Translation agency lingo for the uninitiated

Sometimes the language used by translation providers sounds like Greek and is just as useful to the customer. Here’s a sampling of jargon used by many translation providers with explanations in plain English.

Content reuse: you don’t have to have the same handbook translated year after year. Just translate the new text.

Customer education: some translation providers use this expression when speaking about clients that ignore essential aspects of translation. In other words, a poorly written translation is approved by a client because the client doesn’t know any better.
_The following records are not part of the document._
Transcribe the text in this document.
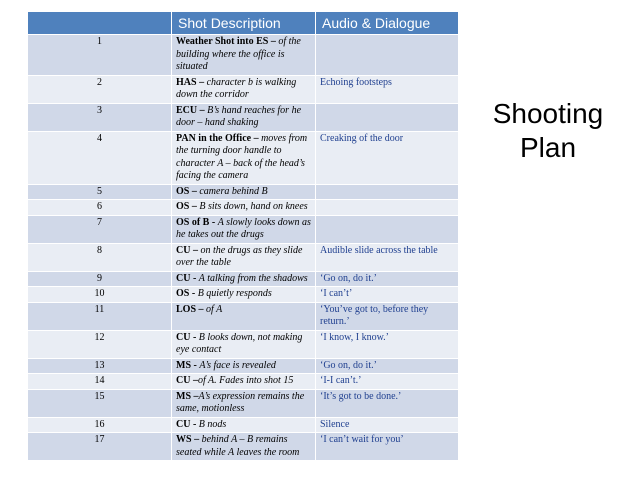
	Shot Description	Audio & Dialogue
1	Weather Shot into ES – of the building where the office is situated	
2	HAS – character b is walking down the corridor	Echoing footsteps
3	ECU – B’s hand reaches for he door – hand shaking	
4	PAN in the Office – moves from the turning door handle to character A – back of the head’s facing the camera	Creaking of the door
5	OS – camera behind B	
6	OS – B sits down, hand on knees	
7	OS of B - A slowly looks down as he takes out the drugs	
8	CU – on the drugs as they slide over the table	Audible slide across the table
9	CU - A talking from the shadows	‘Go on, do it.’
10	OS - B quietly responds	‘I can’t’
11	LOS – of A	‘You’ve got to, before they return.’
12	CU - B looks down, not making eye contact	‘I know, I know.’
13	MS - A’s face is revealed	‘Go on, do it.’
14	CU –of A. Fades into shot 15	‘I-I can’t.’
15	MS –A’s expression remains the same, motionless	‘It’s got to be done.’
16	CU - B nods	Silence
17	WS – behind A – B remains seated while A leaves the room	‘I can’t wait for you’
Shooting
Plan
To me, it smacks of arrogance.

Exceeding customer’s expectations: we will surprise you and pretend that we know your expectations.

Fast turnaround times: we can handle rush translations but we can’t promise to proofread them.
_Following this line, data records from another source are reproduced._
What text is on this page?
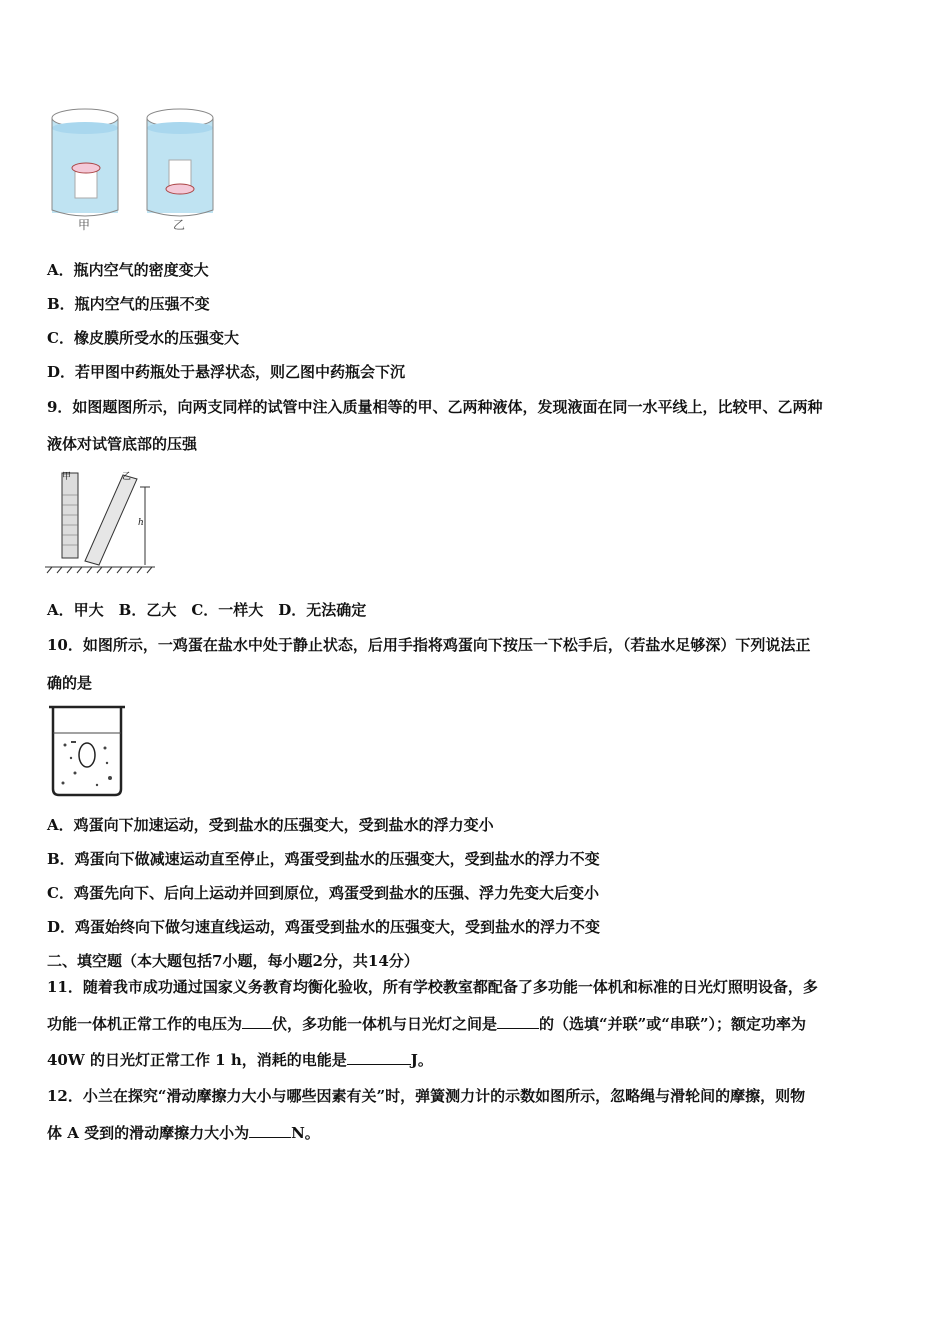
甲	乙
A．瓶内空气的密度变大
B．瓶内空气的压强不变
C．橡皮膜所受水的压强变大
D．若甲图中药瓶处于悬浮状态，则乙图中药瓶会下沉
9．如图题图所示，向两支同样的试管中注入质量相等的甲、乙两种液体，发现液面在同一水平线上，比较甲、乙两种
液体对试管底部的压强
甲	乙
h
A．甲大　B．乙大　C．一样大　D．无法确定
10．如图所示，一鸡蛋在盐水中处于静止状态，后用手指将鸡蛋向下按压一下松手后，（若盐水足够深）下列说法正
确的是
A．鸡蛋向下加速运动，受到盐水的压强变大，受到盐水的浮力变小
B．鸡蛋向下做减速运动直至停止，鸡蛋受到盐水的压强变大，受到盐水的浮力不变
C．鸡蛋先向下、后向上运动并回到原位，鸡蛋受到盐水的压强、浮力先变大后变小
D．鸡蛋始终向下做匀速直线运动，鸡蛋受到盐水的压强变大，受到盐水的浮力不变
二、填空题（本大题包括7小题，每小题2分，共14分）
11．随着我市成功通过国家义务教育均衡化验收，所有学校教室都配备了多功能一体机和标准的日光灯照明设备，多
功能一体机正常工作的电压为 伏，多功能一体机与日光灯之间是	的（选填“并联”或“串联”）；额定功率为
40W 的日光灯正常工作 1 h，消耗的电能是	J。
12．小兰在探究“滑动摩擦力大小与哪些因素有关”时，弹簧测力计的示数如图所示，忽略绳与滑轮间的摩擦，则物
体 A 受到的滑动摩擦力大小为	N。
Guaranteed success of your project: marketingspeak for “if you sell more, we were instrumental in that; if you don’t, the fault does not lie in the translation”.

High-quality translation: we promise to deliver a good translation, but we’ll call it “high quality” because we have no idea how to measure it.
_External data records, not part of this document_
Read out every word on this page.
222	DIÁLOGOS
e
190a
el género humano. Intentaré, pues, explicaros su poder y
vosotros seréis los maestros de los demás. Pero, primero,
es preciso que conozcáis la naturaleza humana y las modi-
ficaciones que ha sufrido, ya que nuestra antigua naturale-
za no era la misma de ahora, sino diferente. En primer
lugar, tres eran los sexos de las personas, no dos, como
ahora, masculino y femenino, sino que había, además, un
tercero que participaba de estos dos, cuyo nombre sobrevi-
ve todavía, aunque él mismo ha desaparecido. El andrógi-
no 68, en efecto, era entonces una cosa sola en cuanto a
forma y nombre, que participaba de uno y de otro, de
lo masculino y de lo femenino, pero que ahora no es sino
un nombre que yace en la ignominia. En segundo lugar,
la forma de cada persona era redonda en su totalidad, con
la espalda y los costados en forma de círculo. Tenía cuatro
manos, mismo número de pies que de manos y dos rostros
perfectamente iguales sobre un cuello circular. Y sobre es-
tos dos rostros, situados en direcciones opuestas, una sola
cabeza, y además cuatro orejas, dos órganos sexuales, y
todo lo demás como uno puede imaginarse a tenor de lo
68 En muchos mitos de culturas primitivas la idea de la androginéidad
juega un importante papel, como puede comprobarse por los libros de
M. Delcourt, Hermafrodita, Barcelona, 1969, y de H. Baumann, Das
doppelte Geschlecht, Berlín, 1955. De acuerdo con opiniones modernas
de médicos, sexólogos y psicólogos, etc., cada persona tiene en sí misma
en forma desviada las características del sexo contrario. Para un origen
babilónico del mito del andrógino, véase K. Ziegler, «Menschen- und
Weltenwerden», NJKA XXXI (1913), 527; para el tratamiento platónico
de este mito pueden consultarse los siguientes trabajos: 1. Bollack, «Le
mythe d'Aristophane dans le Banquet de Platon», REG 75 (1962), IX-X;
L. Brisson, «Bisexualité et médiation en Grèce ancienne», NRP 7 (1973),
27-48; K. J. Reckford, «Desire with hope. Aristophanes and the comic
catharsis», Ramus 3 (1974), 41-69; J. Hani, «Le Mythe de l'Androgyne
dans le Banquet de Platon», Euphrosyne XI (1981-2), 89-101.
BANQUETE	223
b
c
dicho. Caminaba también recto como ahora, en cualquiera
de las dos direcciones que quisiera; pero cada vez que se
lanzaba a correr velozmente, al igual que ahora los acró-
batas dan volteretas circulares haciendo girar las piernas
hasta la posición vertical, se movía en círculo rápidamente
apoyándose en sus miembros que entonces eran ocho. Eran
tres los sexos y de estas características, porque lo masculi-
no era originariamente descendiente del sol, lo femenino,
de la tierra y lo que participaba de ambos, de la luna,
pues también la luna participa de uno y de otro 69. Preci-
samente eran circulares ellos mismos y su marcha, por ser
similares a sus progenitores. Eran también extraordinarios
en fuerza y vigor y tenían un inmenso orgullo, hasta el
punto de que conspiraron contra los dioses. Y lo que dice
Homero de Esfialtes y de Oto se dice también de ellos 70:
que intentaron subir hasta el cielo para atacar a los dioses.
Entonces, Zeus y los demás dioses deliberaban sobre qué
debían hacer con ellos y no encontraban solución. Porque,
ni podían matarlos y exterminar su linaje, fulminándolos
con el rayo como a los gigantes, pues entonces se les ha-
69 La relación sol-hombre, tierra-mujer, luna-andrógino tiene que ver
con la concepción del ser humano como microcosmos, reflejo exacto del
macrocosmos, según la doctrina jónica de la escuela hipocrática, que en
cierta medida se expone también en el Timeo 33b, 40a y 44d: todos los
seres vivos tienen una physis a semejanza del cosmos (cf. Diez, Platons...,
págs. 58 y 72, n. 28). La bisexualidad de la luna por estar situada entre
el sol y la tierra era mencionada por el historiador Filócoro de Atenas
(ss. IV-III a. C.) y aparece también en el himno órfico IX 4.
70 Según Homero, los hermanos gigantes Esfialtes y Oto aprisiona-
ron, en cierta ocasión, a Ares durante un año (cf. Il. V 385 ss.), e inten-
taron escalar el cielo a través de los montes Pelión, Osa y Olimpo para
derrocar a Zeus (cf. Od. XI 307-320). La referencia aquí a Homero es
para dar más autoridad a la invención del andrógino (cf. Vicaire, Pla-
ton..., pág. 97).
Multicultural expertise: we have employees from different cultures who speak different languages, but they don’t always get along.

QA standards: in-house standards consisting of Excel spreadsheets, a checklist to identify errors and reporting capabilities. But once we get the data, we don’t always mine it and analyze it the way we could.

Quality translation/interpreting or translation services you can trust: please, trust us, we need to sell more.

Translation quality: an attempt to shoehorn a writing discipline into an assembly-line mentality where the product (the “translation”) can be measured or quantified. It purportedly tells that the translation is worth the price paid by the customer.

We deliver in any language/culture/file format/medium: as long as your original files matches the software programs we already have. Some languages, like Mosuo, Kallawaya and Sentinelese, don’t have a written form. Tough toenails.